The 57-year-old said: “I was very disappointed because they never took blame for what happened – not the State or religious order.
“The religious orders said that families did this and we were put in there but if they didn’t want us they should have put us out. They made money out of us.
“I am dumbfounded by what I have read so far. My grandparents brought me back and I lived with them – they brought me back home proudly and I put that into the commission report.”
She said she was “shocked” by the mortality rates at Sean Ross mother and baby home.
Susan Lohan, co-founder of the Adoption Rights Alliance, was critical of the report and said the commission has “trivialised” human rights issues.
“They haven’t used the big ticket headline such as “forced adoption” and “child trafficking” – there is nothing deemed to be international human rights language,” she told PA. “It’s deeply disappointing.”
“We also discovered that they have dismissed critical evidence given by survivors, particularly people of mixed race ethnicity.
“The commission rather boldly stated that there was no evidence that such individuals were discriminated against when it came to adoption.

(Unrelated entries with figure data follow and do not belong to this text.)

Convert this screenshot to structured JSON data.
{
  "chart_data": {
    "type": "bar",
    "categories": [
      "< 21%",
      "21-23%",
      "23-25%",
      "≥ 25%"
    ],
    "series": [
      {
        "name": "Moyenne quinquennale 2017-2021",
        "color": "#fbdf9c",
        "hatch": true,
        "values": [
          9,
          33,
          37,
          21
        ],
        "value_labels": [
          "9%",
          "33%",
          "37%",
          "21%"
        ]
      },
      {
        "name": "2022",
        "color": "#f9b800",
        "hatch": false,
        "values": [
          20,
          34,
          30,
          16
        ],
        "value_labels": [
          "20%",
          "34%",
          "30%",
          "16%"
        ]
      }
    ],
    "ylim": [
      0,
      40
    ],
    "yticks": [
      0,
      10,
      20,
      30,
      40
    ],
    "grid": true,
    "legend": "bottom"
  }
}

“Any person of mixed origin I met have told me they weren’t put forward for adoption and it said on their file they were not suitable for adoption because of their race – it’s appalling. The commission is telling those people that their evidence is not credible.
“We are going to have to spend months rebutting the worst conclusions of the commission of investigation.
“It is a disgrace from what I can make out and my worst fears have been realised.
“The Taoiseach also seems to be determined to go ahead with an apology on Wednesday when survivors won’t even have read the report.
“It is deeply disappointing but not surprising.”